我咬住的是中间那个头,一咬之下就能感到伤口对我的影响,让我用不上力,加之对方皮肉坚硬,味如泥土,急切难以吞下,而怪兽负疼,一时间挣扎踢踏,吼声震天,跟我僵持在那里。
斜眼看去,狩月也咬牙一骨碌爬起来,倒退二步,弓弦响处,一支银色破魔箭已经疾厉飞出,准准射进怪兽另一只头上的独眼。
怪兽哀嚎一声,前足腾空,连我都被吊得离了地面,然后有一爪重重踢在我伤口处,让我闷哼一声,几乎松了口,能感到腥热的液体落下,纷纷扬扬洒在山谷中的落叶上,发出疏松的微响。
然而当我无意往右一眼,才是真正的心惊——那怪兽的第三个头上,血口大张,长舌外吐,紧紧卷住一个人,赫然是望舒!望舒在奋力推拒,但大半个身子都被勒住了,满头满脸都是怪物的涎水,只有一只手还露在外面,但手里的螭龙只剩一个可笑的剑柄!
虽然解释起来很长,但实际这一切都发生在一瞬间,狩月怔着,刚才的一箭耗尽了他剩余的全部灵力,此时连弓都不能维持,而我嘴里咬着那怪物的头与它僵持,也无法马上前去救援,只能焚心似火地看着望舒被怪物血红的长舌卷着,快速送向它的嘴边。

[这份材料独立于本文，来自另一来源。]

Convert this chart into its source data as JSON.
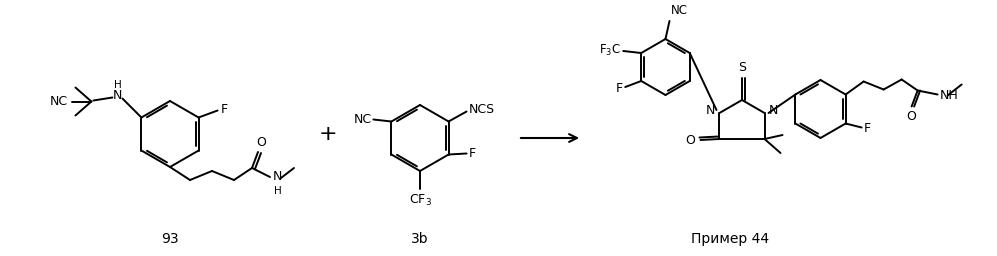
{
  "bg_color": "#ffffff",
  "label_93": "93",
  "label_3b": "3b",
  "label_primer44": "Пример 44",
  "fontsize_label": 10,
  "fig_width": 9.97,
  "fig_height": 2.56,
  "dpi": 100
}
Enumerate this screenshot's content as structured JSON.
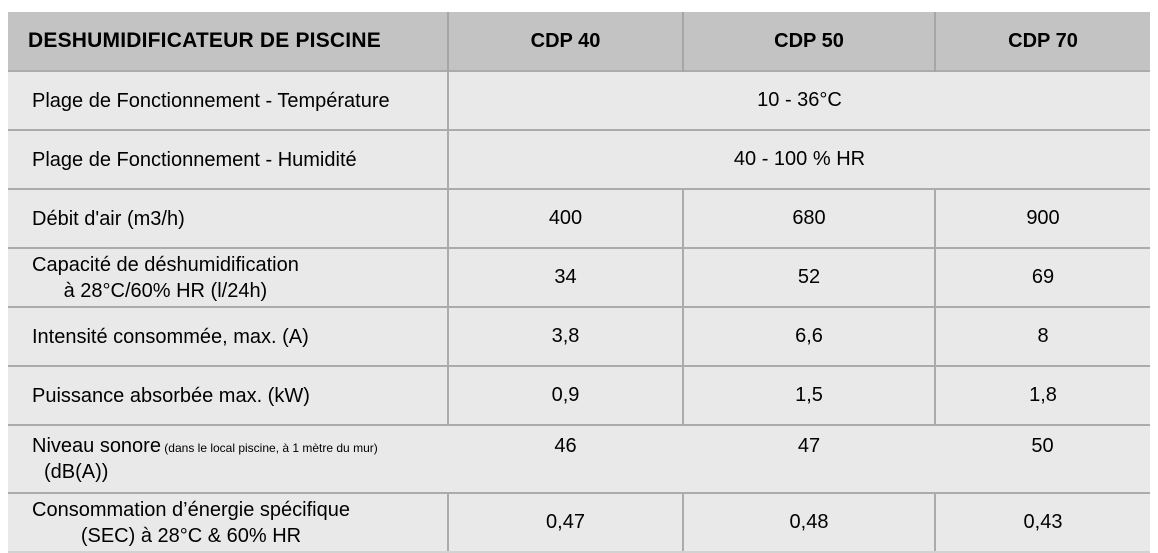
{
  "colors": {
    "page_background": "#ffffff",
    "header_background": "#c3c3c3",
    "row_background": "#e9e9e9",
    "grid_line": "#ababab",
    "text": "#000000"
  },
  "table": {
    "title": "DESHUMIDIFICATEUR DE PISCINE",
    "model_columns": [
      "CDP 40",
      "CDP 50",
      "CDP 70"
    ],
    "rows": [
      {
        "label": "Plage de Fonctionnement - Température",
        "merged_value": "10 - 36°C"
      },
      {
        "label": "Plage de Fonctionnement - Humidité",
        "merged_value": "40 - 100 % HR"
      },
      {
        "label": "Débit d'air (m3/h)",
        "values": [
          "400",
          "680",
          "900"
        ]
      },
      {
        "label": "Capacité de déshumidification",
        "label_line2": "à 28°C/60% HR (l/24h)",
        "values": [
          "34",
          "52",
          "69"
        ]
      },
      {
        "label": "Intensité consommée, max. (A)",
        "values": [
          "3,8",
          "6,6",
          "8"
        ]
      },
      {
        "label": "Puissance absorbée max. (kW)",
        "values": [
          "0,9",
          "1,5",
          "1,8"
        ]
      },
      {
        "label": "Niveau sonore",
        "label_small": "(dans le local piscine, à 1 mètre du mur)",
        "label_line2": "(dB(A))",
        "label_align": "left",
        "values": [
          "46",
          "47",
          "50"
        ],
        "dividers": false,
        "values_valign": "top"
      },
      {
        "label": "Consommation d’énergie spécifique",
        "label_line2": "(SEC) à 28°C & 60% HR",
        "values": [
          "0,47",
          "0,48",
          "0,43"
        ]
      }
    ]
  }
}
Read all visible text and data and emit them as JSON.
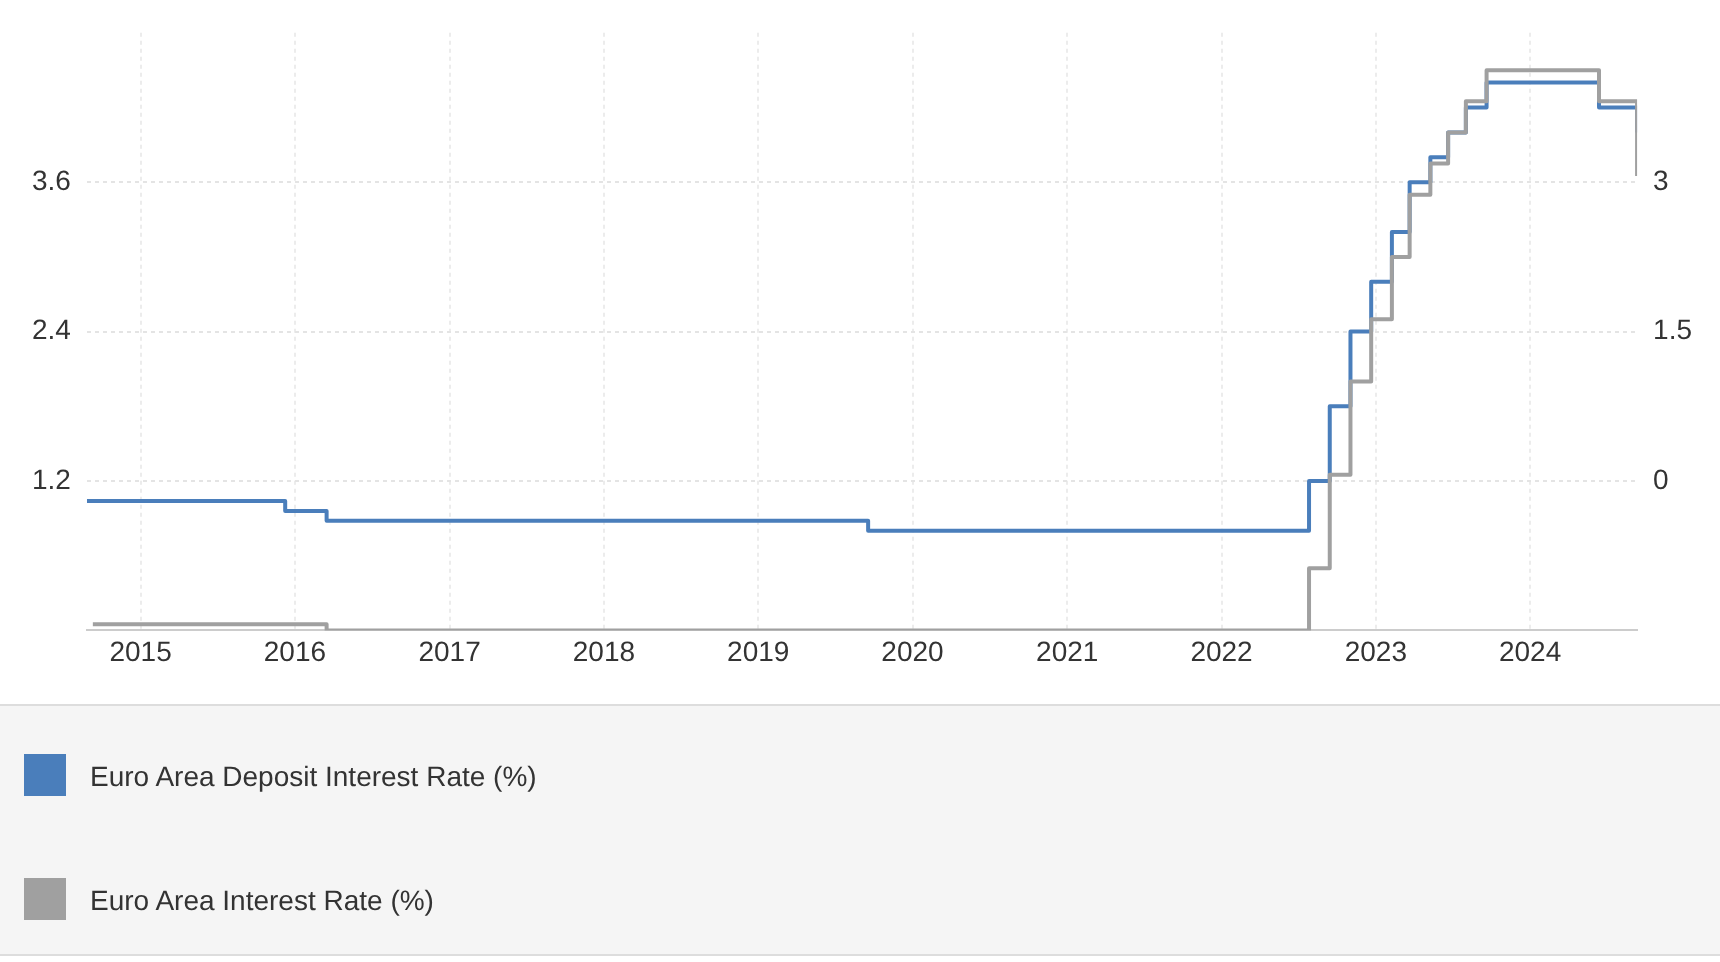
{
  "chart_data": {
    "type": "step",
    "xlim": [
      "2014-08-27",
      "2024-09-10"
    ],
    "xticks": [
      "2015",
      "2016",
      "2017",
      "2018",
      "2019",
      "2020",
      "2021",
      "2022",
      "2023",
      "2024"
    ],
    "ylim": [
      0,
      4.8
    ],
    "yticks": [
      1.2,
      2.4,
      3.6
    ],
    "y2lim": [
      -1.5,
      4.5
    ],
    "y2ticks": [
      0,
      1.5,
      3
    ],
    "grid": true,
    "legend": "bottom",
    "line_style": "solid",
    "marker": "none",
    "series": [
      {
        "name": "Euro Area Deposit Interest Rate (%)",
        "color": "#4a7ebb",
        "axis": "y2",
        "x": [
          "2014-08-27",
          "2015-12-09",
          "2016-03-16",
          "2019-09-18",
          "2022-07-27",
          "2022-09-14",
          "2022-11-02",
          "2022-12-21",
          "2023-02-08",
          "2023-03-22",
          "2023-05-10",
          "2023-06-21",
          "2023-08-02",
          "2023-09-20",
          "2024-06-12",
          "2024-09-10"
        ],
        "values": [
          -0.2,
          -0.3,
          -0.4,
          -0.5,
          0,
          0.75,
          1.5,
          2.0,
          2.5,
          3.0,
          3.25,
          3.5,
          3.75,
          4.0,
          3.75,
          3.5
        ]
      },
      {
        "name": "Euro Area Interest Rate (%)",
        "color": "#a0a0a0",
        "x": [
          "2014-09-10",
          "2016-03-16",
          "2022-07-27",
          "2022-09-14",
          "2022-11-02",
          "2022-12-21",
          "2023-02-08",
          "2023-03-22",
          "2023-05-10",
          "2023-06-21",
          "2023-08-02",
          "2023-09-20",
          "2024-06-12",
          "2024-09-10"
        ],
        "values": [
          0.05,
          0,
          0.5,
          1.25,
          2.0,
          2.5,
          3.0,
          3.5,
          3.75,
          4.0,
          4.25,
          4.5,
          4.25,
          3.65
        ]
      }
    ]
  }
}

一点一点,她离怪兽的大口越来越近了,我眼睁睁看着她空出的唯一的手拿着剑柄,翻来覆去,可能有什么办法呢?那只是个剑柄而已。
然而,等等!
我似乎听到了极低的语声?
“气若疾……,腕如灵……”
这不是……?
当我想起那一招的名字,望舒也把它大声喊了出来:“旋腕扣手——击————!!!”
就在几乎被怪兽吞进去的一刹,一把金色的利刃从剑柄上以爆炸性的态势生长出来,将怪兽的头颅整个刺穿,脑浆还是什么的东西从后边喷发出来,然后那刀在空中用力一转,又向长有独眼的头劈下,在那一刻我觉得可以理解“削铁如泥”的概念是什么。